Predictive Autoscaling for Node.js: Why Reactive Systems Are Costing You More Than You Think

Many teams believe autoscaling is simple: set a CPU threshold and let Kubernetes handle it. But if you get a three-minute traffic spike and your pods need two minutes to start, users feel the lag, the spike ends, and your new pods show up too late. What if your infrastructure could predict traffic instead of just reacting? In this episode, Luca Maraschi and Matteo Collina challenge the usual autoscaling approach—HPA, KEDA, ECS, and more. They explain the predictive scaling algorithm Platformatic created for their Intelligent Command Center (ICC). Matteo explains why scaling is a nonlinear problem that the industry keeps trying to solve with linear solutions, and how thinking of a distributed system like a neural network can change how scaling decisions are made. In this episode, we cover: ✅ Why reactive autoscalers always use outdated data by design, and why this is a core flaw, not just a configuration issue ✅ The real cost of pod boot time that often gets ignored: spawn time, warmup, and traffic rebalancing ✅ Why CPU and memory are not the right metrics for Node.js, and what you should measure instead ✅ How Platformatic's algorithm checks event loop utilization from outside the thread, with no interference and no extra overhead ✅ The benchmark results: 99.47% success rate compared to 95% with KEDA and 90% with HPA, with P99 latency ten times better ✅ The 46-page white paper they published, and why they believe it's time to stop scaling out of fear The takeaways? Over-provisioning is not a safety net; it shows the model is broken. If your system cannot predict load, you will always have to choose between wasting money and getting worse performance. This episode, along with the white paper, argues that smarter scaling is now essential, not just a bonus.
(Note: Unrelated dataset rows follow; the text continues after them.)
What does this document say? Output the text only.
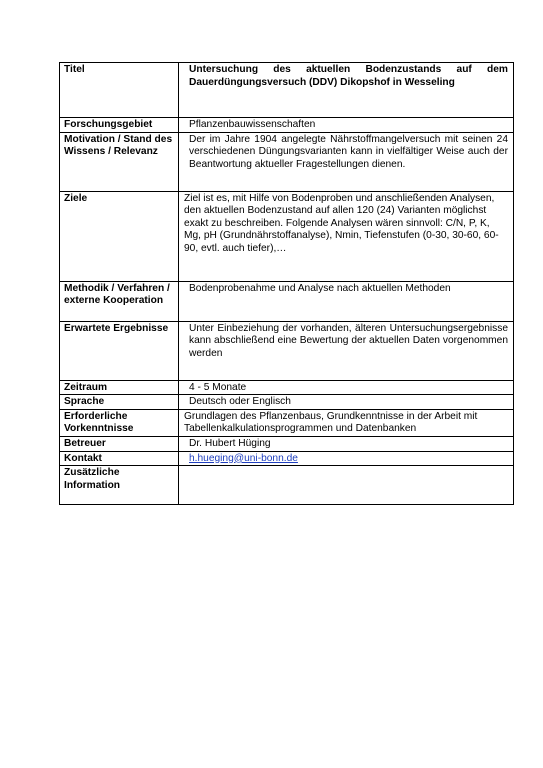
Titel	Untersuchung des aktuellen Bodenzustands auf dem Dauerdüngungsversuch (DDV) Dikopshof in Wesseling
Forschungsgebiet	Pflanzenbauwissenschaften
Motivation / Stand des Wissens / Relevanz	Der im Jahre 1904 angelegte Nährstoffmangelversuch mit seinen 24 verschiedenen Düngungsvarianten kann in vielfältiger Weise auch der Beantwortung aktueller Fragestellungen dienen.
Ziele	Ziel ist es, mit Hilfe von Bodenproben und anschließenden Analysen, den aktuellen Bodenzustand auf allen 120 (24) Varianten möglichst exakt zu beschreiben. Folgende Analysen wären sinnvoll: C/N, P, K, Mg, pH (Grundnährstoffanalyse), Nmin, Tiefenstufen (0-30, 30-60, 60-90, evtl. auch tiefer),…
Methodik / Verfahren / externe Kooperation	Bodenprobenahme und Analyse nach aktuellen Methoden
Erwartete Ergebnisse	Unter Einbeziehung der vorhanden, älteren Untersuchungsergebnisse kann abschließend eine Bewertung der aktuellen Daten vorgenommen werden
Zeitraum	4 - 5 Monate
Sprache	Deutsch oder Englisch
Erforderliche Vorkenntnisse	Grundlagen des Pflanzenbaus, Grundkenntnisse in der Arbeit mit Tabellenkalkulationsprogrammen und Datenbanken
Betreuer	Dr. Hubert Hüging
Kontakt	h.hueging@uni-bonn.de
Zusätzliche Information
Sandboxing Ai Agents in Kubernetes: Why Regina Uses eBPF and Not a VM

Running AI agents in production isn't just about picking the right LLM. It's about the infrastructure decisions that make them safe, fast, and deployable at scale. Choosing between micro VMs, gVisor, Firecracker, or eBPF sounds like a systems engineering rabbit hole, until you realize the wrong choice can mean seconds of startup latency, infrastructure bloat, or an isolation model that doesn't match your actual threat surface. In this episode of The Node (& More) Banter, Luca Maraschi and Matteo Collina go deep on the architecture behind Regina, Platformatic's AI agent sandbox, and explain exactly why they chose eBPF over traditional VM-based isolation. We unpack the two fundamental agent sandbox patterns, the trade-offs between logical and physical isolation, and why Node.js turned out to be a surprisingly perfect fit for systems-level eBPF work. We'll explore: ✅ eBPF vs. micro VMs: startup latency, infrastructure complexity, and where the real boundary sits ✅ Process-level vs. container-level isolation and why granularity changes everything for agents ✅ The snowflake problem: managing stateful agents across Kubernetes pod restarts ✅ How syscall and network policies are enforced at runtime, per agent process ✅ Why Node.js is a natural fit for eBPF and why they built their own stack instead of using OpenCilium The big picture? Infrastructure shapes safety. If you're building or deploying AI agents on Kubernetes, this episode gives you the mental model for why isolation at the process level, not the container level, matters and why Node.js can hold its own as a systems language when the architecture is right.